Er is tussen de initiatiefnemers en de gemeente Enschede een anterieure overeenkomst gesloten om de gemeentelijke kosten in vast te leggen. Hiermee zijn de gemeentelijke kosten anderszins verzekerd en hoeft geen exploitatieplan te worden vastgesteld. Met de gemeente Enschede is een planschadeovereenkomst afgesloten waarin onder andere is vastgelegd dat eventuele planschade voor rekening is van de initiatiefnemers.

Van het sluiten van de anterieure overeenkomst is 2 november 2016 overeenkomstig het bepaalde in artikel 6.24 Wro in de "Huis aan Huis" mededeling gedaan.

Omdat natuurbegraven een relatief nieuw fenomeen is in Nederland, wordt hieronder de financieel economische haalbaarheid van de natuurbegraafplaats Christinalust nader onderbouwd. Onderzoeken naar trends in de samenleving laten zien dat er behoefte bestaat om dichter bij de natuur te komen. Daarnaast wordt de wens naar verduurzaming van de maatschappij groter (bron: MOOD 2013). Door TNS Nipo is onlangs een onderzoek gedaan naar de bekendheid met en de interesse voor natuurbegraven in de omgeving van natuurbegraafplaats Christinalust. Uit dit onderzoek is naar voren gekomen dat 66% van de onderzoeksgroep bekend was met natuurbegraven en dat 22% geïnteresseerd was in een graf op een natuurbegraafplaats. De trends in de samenleving en het onderzoek van TNS Nipo laten zien dat er vraag is naar natuurbegraafplaatsen.

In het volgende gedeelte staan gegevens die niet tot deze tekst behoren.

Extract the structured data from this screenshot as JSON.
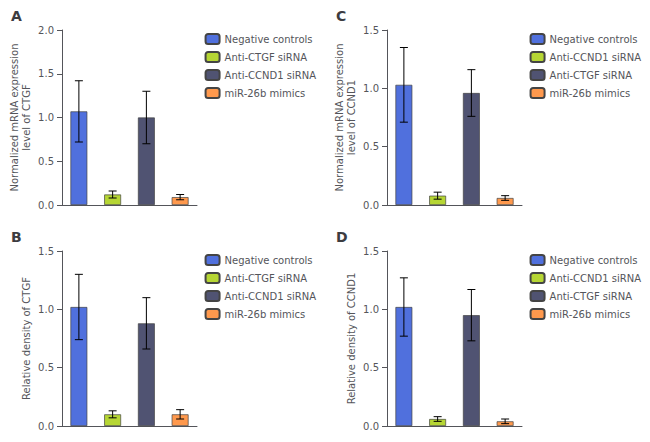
{
  "chart_data": [
    {
      "type": "bar",
      "title": "A",
      "ylabel": "Normalized mRNA expression\nlevel of CTGF",
      "ylim": [
        0,
        2.0
      ],
      "yticks": [
        {
          "value": 0.0,
          "label": "0.0"
        },
        0.5,
        {
          "value": 1.0,
          "label": "1.0"
        },
        1.5,
        {
          "value": 2.0,
          "label": "2.0"
        }
      ],
      "grid": false,
      "legend": "upper right",
      "tick_labels": "y",
      "series": [
        {
          "name": "Negative controls",
          "values": [
            1.07
          ],
          "errors": [
            0.35
          ]
        },
        {
          "name": "Anti-CTGF siRNA",
          "values": [
            0.12
          ],
          "errors": [
            0.04
          ]
        },
        {
          "name": "Anti-CCND1 siRNA",
          "values": [
            1.0
          ],
          "errors": [
            0.3
          ]
        },
        {
          "name": "miR-26b mimics",
          "values": [
            0.09
          ],
          "errors": [
            0.03
          ]
        }
      ]
    },
    {
      "type": "bar",
      "title": "C",
      "ylabel": "Normalized mRNA expression\nlevel of CCND1",
      "ylim": [
        0,
        1.5
      ],
      "yticks": [
        {
          "value": 0.0,
          "label": "0.0"
        },
        0.5,
        {
          "value": 1.0,
          "label": "1.0"
        },
        1.5
      ],
      "grid": false,
      "legend": "upper right",
      "tick_labels": "y",
      "series": [
        {
          "name": "Negative controls",
          "values": [
            1.03
          ],
          "errors": [
            0.32
          ]
        },
        {
          "name": "Anti-CCND1 siRNA",
          "values": [
            0.08
          ],
          "errors": [
            0.03
          ]
        },
        {
          "name": "Anti-CTGF siRNA",
          "values": [
            0.96
          ],
          "errors": [
            0.2
          ]
        },
        {
          "name": "miR-26b mimics",
          "values": [
            0.06
          ],
          "errors": [
            0.02
          ]
        }
      ]
    },
    {
      "type": "bar",
      "title": "B",
      "ylabel": "Relative density of CTGF",
      "ylim": [
        0,
        1.5
      ],
      "yticks": [
        {
          "value": 0.0,
          "label": "0.0"
        },
        0.5,
        {
          "value": 1.0,
          "label": "1.0"
        },
        1.5
      ],
      "grid": false,
      "legend": "upper right",
      "tick_labels": "y",
      "series": [
        {
          "name": "Negative controls",
          "values": [
            1.02
          ],
          "errors": [
            0.28
          ]
        },
        {
          "name": "Anti-CTGF siRNA",
          "values": [
            0.1
          ],
          "errors": [
            0.03
          ]
        },
        {
          "name": "Anti-CCND1 siRNA",
          "values": [
            0.88
          ],
          "errors": [
            0.22
          ]
        },
        {
          "name": "miR-26b mimics",
          "values": [
            0.1
          ],
          "errors": [
            0.04
          ]
        }
      ]
    },
    {
      "type": "bar",
      "title": "D",
      "ylabel": "Relative density of CCND1",
      "ylim": [
        0,
        1.5
      ],
      "yticks": [
        {
          "value": 0.0,
          "label": "0.0"
        },
        0.5,
        {
          "value": 1.0,
          "label": "1.0"
        },
        1.5
      ],
      "grid": false,
      "legend": "upper right",
      "tick_labels": "y",
      "series": [
        {
          "name": "Negative controls",
          "values": [
            1.02
          ],
          "errors": [
            0.25
          ]
        },
        {
          "name": "Anti-CCND1 siRNA",
          "values": [
            0.06
          ],
          "errors": [
            0.02
          ]
        },
        {
          "name": "Anti-CTGF siRNA",
          "values": [
            0.95
          ],
          "errors": [
            0.22
          ]
        },
        {
          "name": "miR-26b mimics",
          "values": [
            0.04
          ],
          "errors": [
            0.02
          ]
        }
      ]
    }
  ]
}
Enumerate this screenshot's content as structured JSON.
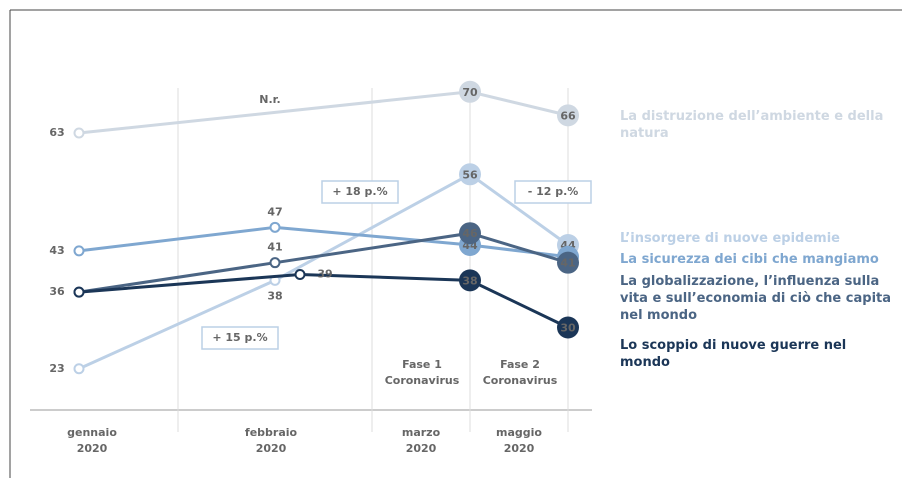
{
  "chart_data": {
    "type": "line",
    "categories": [
      "gennaio 2020",
      "febbraio 2020",
      "marzo 2020",
      "maggio 2020"
    ],
    "ylim": [
      16,
      72
    ],
    "series": [
      {
        "name": "La distruzione dell’ambiente e della natura",
        "color": "#cfd8e2",
        "values": [
          63,
          null,
          70,
          66
        ]
      },
      {
        "name": "L’insorgere di nuove epidemie",
        "color": "#bcd0e6",
        "values": [
          23,
          38,
          56,
          44
        ]
      },
      {
        "name": "La sicurezza dei cibi che mangiamo",
        "color": "#7fa7d0",
        "values": [
          43,
          47,
          44,
          42
        ]
      },
      {
        "name": "La globalizzazione, l’influenza sulla vita e sull’economia di ciò che capita nel mondo",
        "color": "#4b6584",
        "values": [
          36,
          41,
          46,
          41
        ]
      },
      {
        "name": "Lo scoppio di nuove guerre nel mondo",
        "color": "#1b3657",
        "values": [
          36,
          39,
          38,
          30
        ]
      }
    ],
    "annotations": [
      "N.r.",
      "+ 18 p.%",
      "- 12 p.%",
      "+ 15 p.%",
      "Fase 1 Coronavirus",
      "Fase 2 Coronavirus"
    ]
  }
}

Dat er vraag is naar natuurbegraven blijkt ook op de reeds bestaande natuurbegraafplaats van Natuurbegraven Nederland in Arnhem. In 2012 heeft Natuurbegraven Nederland een eerste natuurbegraafplaats in Arnhem/Ede geopend; Natuurbegraafplaats Heidepol en in 2016 Natuurbegraafplaats Maashorst en Schoorsveld. De exploitatie van de drie natuurbegraafplaatsen bewijst dat de behoefte aan natuurbegraven ook in de praktijk aanwezig is. Naast een regionale functie, komen mensen vanuit heel Nederland naar natuurbegraafplaats Heidepol toe. Door een prijszetting die vergelijkbaar is met een begrafenis op de huidige algemene begraafplaatsen, is de natuurbegraafplaats een aanvulling op bestaande vormen van begraven. Daarnaast komt uit marktonderzoek naar voren dat vaak voor cremeren wordt gekozen om de nadelen van grafrechtverlenging en grafonderhoud door nabestaanden te vermijden. De natuurbegraafplaats is hiermee ook een goed alternatief voor deze groep. De genoemde argumenten en cijfers èn de stijging van het sterftecijfer in de komende jaren leggen een goede basis voor een gezonde exploitatie van de natuurbegraafplaats. Op basis van bestaande uitgangspunten is een dekkende exploitatie van Natuurbegraafplaats Christinalust voorzien. Op basis van bovenstaande kan geconcludeerd worden dat het voorliggende bestemmingsplan betrekking heeft op een economisch uitvoerbaar plan.

7.1.1 Maatschappelijke haalbaarheid

De maatschappelijke uitvoerbaarheid heeft als doel aan te tonen, dat het bestemmingsplan maatschappelijk draagvlak heeft. In dat kader heeft zorgvuldig vooroverleg plaatsgevonden met de Vereniging Behoud Twekkelo.

7.1.2 Vooroverleg


Op grond van artikel 3.1.1 van het Bro wordt bij de voorbereiding van een bestemmingsplan overleg gepleegd met het waterschap en de diensten van het rijk en de provincie die betrokken zijn bij de ruimtelijke ordening en eventueel andere gemeenten.

In het ambtelijk vooroverleg met de provincie Overijssel is het onderhavige plan aan de orde gesteld en naar voren gekomen is dat er geen officiële vooroverleg reactie van de provincie gevraagd hoeft te worden. De provincie heeft geen opmerkingen gemaakt ten aanzien van het plan.


Inspraak

7.1.3 Inspraak

Er is geen voorontwerp-bestemmingsplan ter visie gelegd en derhalve konden er geen inspraakreacties ingediend worden.

De eerste stap in de procedure is het ter visie leggen van het ontwerpbestemmingsplan. Voorafgaand hieraan heeft er reeds vooroverleg plaatsgevonden met de provincie Overijssel en het plan past binnen de afspraken die gemaakt zijn met het Waterschap. Verder heeft er overleg plaatsgevonden met de Vereniging Behoud Twekkelo. Daarnaast heeft Natuurbegraven Nederland voor alle directe omwonenden een informatieavond georganiseerd op 7 april 2015. Op 11 mei 2016 is er een rondleiding georganiseerd voor de buurtbewoners. Tevens is het plan voorgelegd in het kader van het vooroverleg aan de Stichting Natuur en Milieuraad Enschede.